Заимствуя образ из элементарной физики, мы можем сказать, что две силы владеют нами: центростремительная и центробежная. С одной стороны, все мы задаемся целью устроиться в видимом мире. Только то хорошо, только то и ценно, что способствует нашему устройству. Все наши душевные способности мы напрягаем к достижению этой цели. Мы делаем больше: не давая себе отчета, инстинктивно почти, в нас происходит „естественный”, сказал бы ученый человек, подбор свойств и особенностей душевных. Те свойства, которые способствуют центростремительному направлению, мы культивируем в себе и
беспощадно, насколько это в наших силах, истребляем свойства противоположные, мешающие так или иначе осуществлению этой задачи.

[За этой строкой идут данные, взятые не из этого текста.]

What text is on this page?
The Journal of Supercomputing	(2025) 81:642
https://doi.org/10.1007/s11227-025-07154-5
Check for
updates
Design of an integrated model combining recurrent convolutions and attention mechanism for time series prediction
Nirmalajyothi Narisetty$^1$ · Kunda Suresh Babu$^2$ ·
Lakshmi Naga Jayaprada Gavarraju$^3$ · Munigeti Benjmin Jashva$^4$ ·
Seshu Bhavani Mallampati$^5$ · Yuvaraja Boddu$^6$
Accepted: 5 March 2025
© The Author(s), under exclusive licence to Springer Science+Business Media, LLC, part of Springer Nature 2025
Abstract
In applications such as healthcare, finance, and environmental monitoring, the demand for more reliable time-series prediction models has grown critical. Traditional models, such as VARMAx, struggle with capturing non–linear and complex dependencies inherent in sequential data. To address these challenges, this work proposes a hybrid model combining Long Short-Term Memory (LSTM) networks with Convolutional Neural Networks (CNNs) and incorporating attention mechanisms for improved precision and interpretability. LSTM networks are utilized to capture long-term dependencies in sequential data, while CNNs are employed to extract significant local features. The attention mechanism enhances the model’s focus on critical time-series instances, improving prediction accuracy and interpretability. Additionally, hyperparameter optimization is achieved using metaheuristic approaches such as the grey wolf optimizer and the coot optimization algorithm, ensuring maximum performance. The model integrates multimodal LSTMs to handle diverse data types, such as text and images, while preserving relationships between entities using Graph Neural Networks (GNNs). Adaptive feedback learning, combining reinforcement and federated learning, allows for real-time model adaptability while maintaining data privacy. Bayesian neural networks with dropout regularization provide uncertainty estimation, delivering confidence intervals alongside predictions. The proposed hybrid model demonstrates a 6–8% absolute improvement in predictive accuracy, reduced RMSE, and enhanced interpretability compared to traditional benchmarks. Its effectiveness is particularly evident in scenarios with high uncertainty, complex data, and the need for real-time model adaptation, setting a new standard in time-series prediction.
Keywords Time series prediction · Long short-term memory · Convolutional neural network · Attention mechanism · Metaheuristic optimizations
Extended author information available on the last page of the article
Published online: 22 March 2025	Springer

То, что относится к свойствам, относится и к нашим идеям и верованиям. Этим, может быть, объясняется то поразительное явление, что, несмотря на очевидность, огромное большинство людей даже не подозревает, что их ждет смерть и живут так, как будто им суждено вечно существовать на земле, так что наступление смертного часа для всех, даже для стариков, всегда является в какой-то мере неожиданным, как и страшным. Вся их жизнь была направлена на созидание, и вдруг такое нелепое, бессмысленное разрушение, так своевольно, капризно, вне связи со всем предыдущим, наступающее. Помните, у Толстого в „Смерти Ивана Ильича”? Он еще в гимназии проходил силлогизм: все люди смертны, Сократ — человек, стало быть Сократ смертен, Но то был Сократ, которому, очевидно, и полагалось подходить под силлогизм, Ивану Ильичу полагалось и полагается другое. Ему полагается идти по служебной лестнице, а не умирать. И то, что говорил Иван Ильич, сказали бы многие, почти все люди — только не у всех есть такое уменье рассказать себя, каким Толстой снабдил Ивана Ильича.

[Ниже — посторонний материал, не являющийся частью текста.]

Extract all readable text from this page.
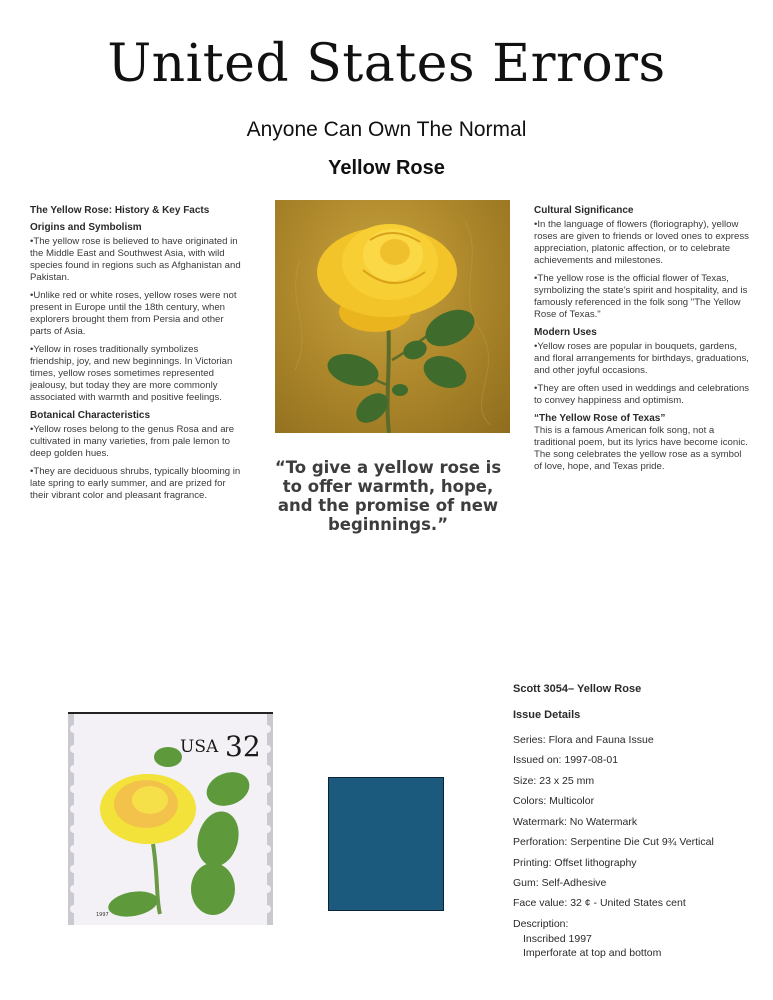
United States Errors
Anyone Can Own The Normal
Yellow Rose
The Yellow Rose: History & Key Facts
Origins and Symbolism

•The yellow rose is believed to have originated in the Middle East and Southwest Asia, with wild species found in regions such as Afghanistan and Pakistan.

•Unlike red or white roses, yellow roses were not present in Europe until the 18th century, when explorers brought them from Persia and other parts of Asia.

•Yellow in roses traditionally symbolizes friendship, joy, and new beginnings. In Victorian times, yellow roses sometimes represented jealousy, but today they are more commonly associated with warmth and positive feelings.

Botanical Characteristics

•Yellow roses belong to the genus Rosa and are cultivated in many varieties, from pale lemon to deep golden hues.

•They are deciduous shrubs, typically blooming in late spring to early summer, and are prized for their vibrant color and pleasant fragrance.

“To give a yellow rose is to offer warmth, hope, and the promise of new beginnings.”
Cultural Significance

•In the language of flowers (floriography), yellow roses are given to friends or loved ones to express appreciation, platonic affection, or to celebrate achievements and milestones.

•The yellow rose is the official flower of Texas, symbolizing the state’s spirit and hospitality, and is famously referenced in the folk song "The Yellow Rose of Texas."

Modern Uses

•Yellow roses are popular in bouquets, gardens, and floral arrangements for birthdays, graduations, and other joyful occasions.

•They are often used in weddings and celebrations to convey happiness and optimism.

“The Yellow Rose of Texas”

This is a famous American folk song, not a traditional poem, but its lyrics have become iconic. The song celebrates the yellow rose as a symbol of love, hope, and Texas pride.

USA 32
1997
Scott 3054– Yellow Rose
Issue Details
Series: Flora and Fauna Issue
Issued on: 1997-08-01
Size: 23 x 25 mm
Colors: Multicolor
Watermark: No Watermark
Perforation: Serpentine Die Cut 9¾ Vertical
Printing: Offset lithography
Gum: Self-Adhesive
Face value: 32 ¢ - United States cent
Description:
Inscribed 1997
Imperforate at top and bottom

Но, с другой стороны, есть еще одна сила — центробежная. В противоположность первой, ее почти никто не чувствует и не знает, и все ее трепещут и боятся. Но она делает свое страшное дело со спокойствием и безразличием, которые люди называют неумолимостью. Подобно тому, как организм наш в начале жизни растет, крепнет и развивается, а затем постепенно начинает идти на убыль, ссыхается, разлагается, так и в душе бессознательно и против ее воли начинается странная и бессмысленная на вид работа упадка, разрушения и гниения. Сам человек постепенно подкапывается под то, над сооружением чего он так долго и неустанно трудился. Ему самому, если только он замечает, каким безобразным делом он занят, становится жутко, как бывает жутко пред приближением безумия. Он знает, что делает не то, что нужно, но то, что нужно, уже не имеет прежней власти над ним. И подобно тому, как птицы или белки, загипнотизированные змеей, с отчаянным криком, но ничем извне, по-видимому, не побуждаемые, бросаются в пасть чудовищу, так и человек идет навстречу смерти, отрываемый от родного и привычного места загадочной и таинственной волей.